Pedagang mendengar itu dan tersadar: kadang-kadang kelembutan perlu diimbangi dengan ketegasan.

Akhir yang Bijak

Pedagang akhirnya bangkit. Ia masuk ke rumah, memanggil istrinya, dan berkata dengan tegas:

“Aku mencintaimu. Tapi jika kau terus memaksa mengetahui sesuatu yang bisa membuatku mati, maka aku akan menyuruh keluargamu menjemputmu kembali.”

Istrinya tersadar, terdiam, dan akhirnya memeluk suaminya sambil menangis:

“Maafkan aku. Aku hanya takut kau menyembunyikan sesuatu karena kau tak mencintaiku.”

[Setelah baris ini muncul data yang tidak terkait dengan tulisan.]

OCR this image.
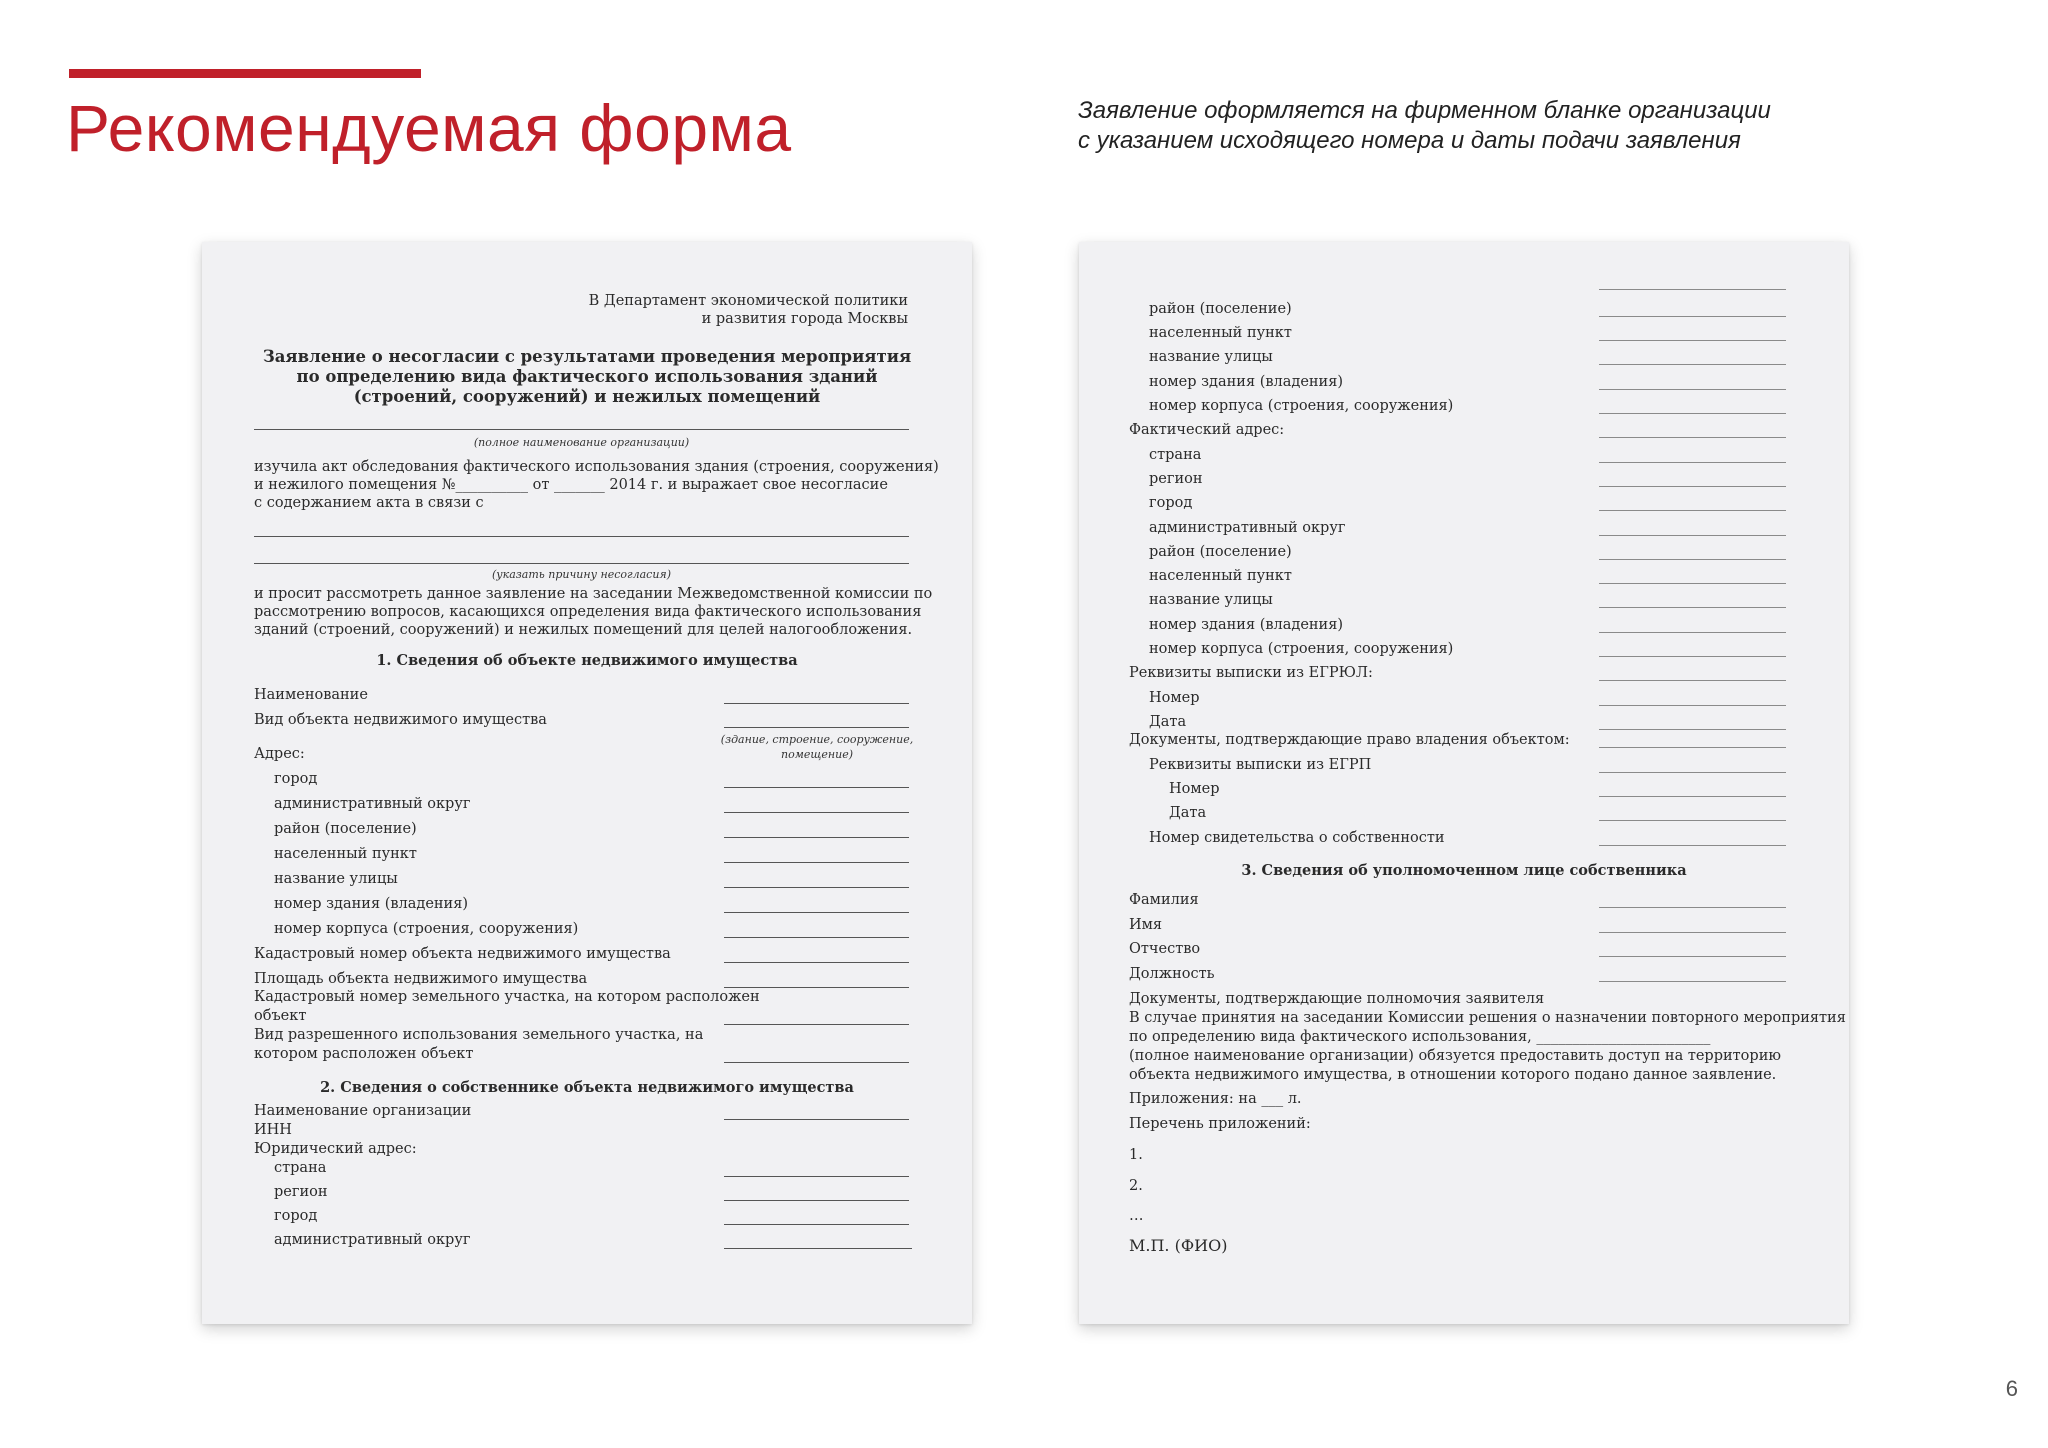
Рекомендуемая форма	Заявление оформляется на фирменном бланке организации
с указанием исходящего номера и даты подачи заявления
6
В Департамент экономической политики
и развития города Москвы
Заявление о несогласии с результатами проведения мероприятия
по определению вида фактического использования зданий
(строений, сооружений) и нежилых помещений
(полное наименование организации)
изучила акт обследования фактического использования здания (строения, сооружения)
и нежилого помещения №__________ от _______ 2014 г. и выражает свое несогласие
с содержанием акта в связи с
(указать причину несогласия)
и просит рассмотреть данное заявление на заседании Межведомственной комиссии по
рассмотрению вопросов, касающихся определения вида фактического использования
зданий (строений, сооружений) и нежилых помещений для целей налогообложения.
1. Сведения об объекте недвижимого имущества
Наименование
Вид объекта недвижимого имущества
(здание, строение, сооружение,
помещение)
Адрес:
город
административный округ
район (поселение)
населенный пункт
название улицы
номер здания (владения)
номер корпуса (строения, сооружения)
Кадастровый номер объекта недвижимого имущества
Площадь объекта недвижимого имущества
Кадастровый номер земельного участка, на котором расположен
объект
Вид разрешенного использования земельного участка, на
котором расположен объект
2. Сведения о собственнике объекта недвижимого имущества
Наименование организации
ИНН
Юридический адрес:
страна
регион
город
административный округ
район (поселение)
населенный пункт
название улицы
номер здания (владения)
номер корпуса (строения, сооружения)
Фактический адрес:
страна
регион
город
административный округ
район (поселение)
населенный пункт
название улицы
номер здания (владения)
номер корпуса (строения, сооружения)
Реквизиты выписки из ЕГРЮЛ:
Номер
Дата
Документы, подтверждающие право владения объектом:
Реквизиты выписки из ЕГРП
Номер
Дата
Номер свидетельства о собственности
3. Сведения об уполномоченном лице собственника
Фамилия
Имя
Отчество
Должность
Документы, подтверждающие полномочия заявителя
В случае принятия на заседании Комиссии решения о назначении повторного мероприятия
по определению вида фактического использования, ________________________
(полное наименование организации) обязуется предоставить доступ на территорию
объекта недвижимого имущества, в отношении которого подано данное заявление.
Приложения: на ___ л.
Перечень приложений:
1.
2.
…
М.П. (ФИО)
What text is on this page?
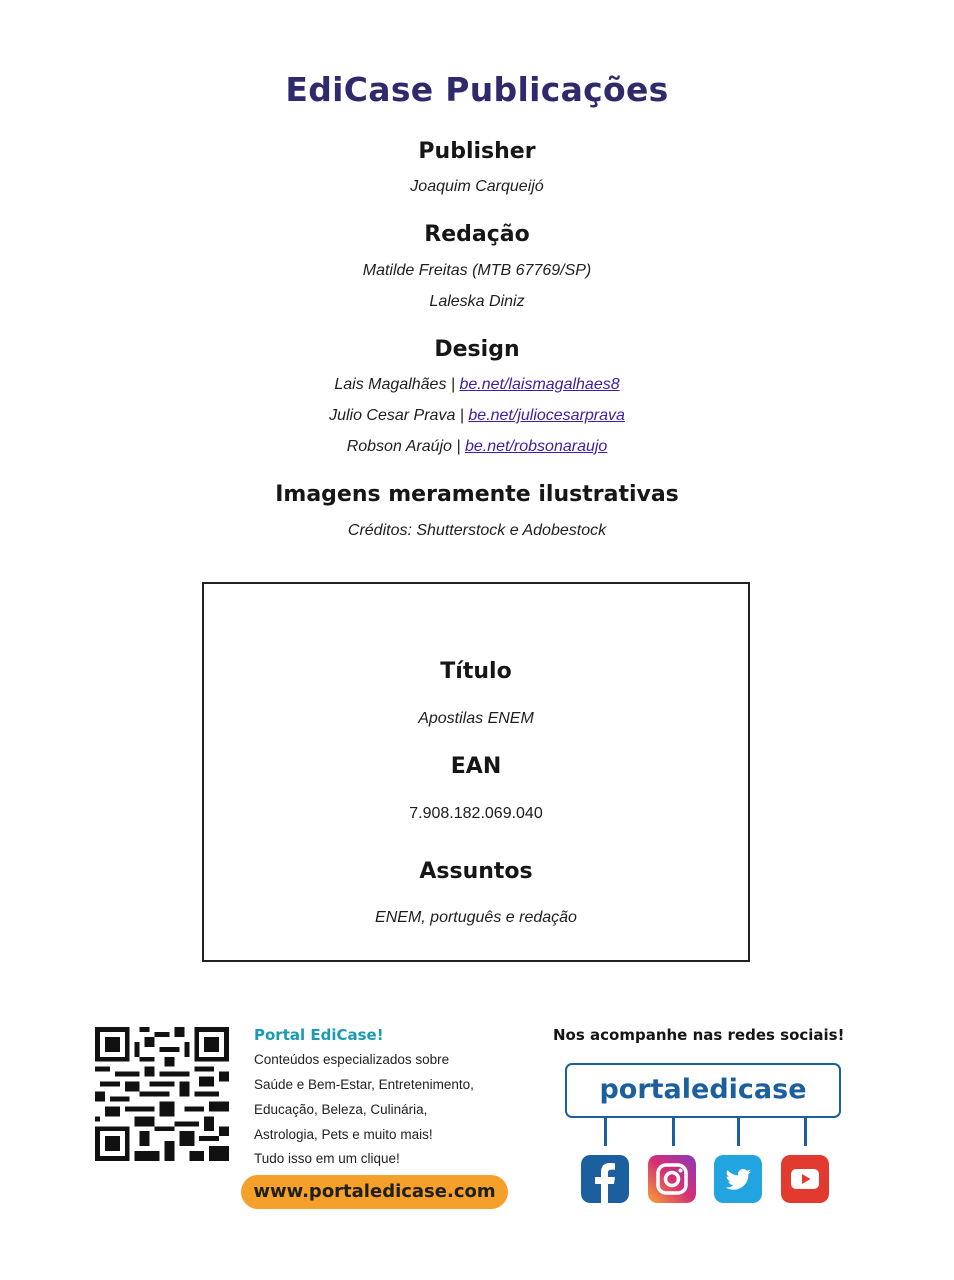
EdiCase Publicações
Publisher
Joaquim Carqueijó
Redação
Matilde Freitas (MTB 67769/SP)
Laleska Diniz
Design
Lais Magalhães | be.net/laismagalhaes8
Julio Cesar Prava | be.net/juliocesarprava
Robson Araújo | be.net/robsonaraujo
Imagens meramente ilustrativas
Créditos: Shutterstock e Adobestock
Título
Apostilas ENEM
EAN
7.908.182.069.040
Assuntos
ENEM, português e redação
Portal EdiCase!
Conteúdos especializados sobre
Saúde e Bem-Estar, Entretenimento,
Educação, Beleza, Culinária,
Astrologia, Pets e muito mais!
Tudo isso em um clique!
www.portaledicase.com
Nos acompanhe nas redes sociais!
portaledicase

Sejak saat itu, ia tak pernah lagi memaksa. Mereka hidup bahagia, dan si lembu serta si keledai kembali pada pekerjaan masing-masing — dengan si keledai tak pernah lagi memberi nasihat yang tak ia jalani sendiri.

Penutup dari Syahrazad

Syahrazad menutup kisahnya dengan senyum. Raja Syahriyar, yang awalnya berniat membunuhnya pagi itu, malah penasaran:

“Lalu apa yang terjadi setelah itu?”

Syahrazad hanya tersenyum dan berkata:

“Itu kisah untuk malam berikutnya, Tuanku.”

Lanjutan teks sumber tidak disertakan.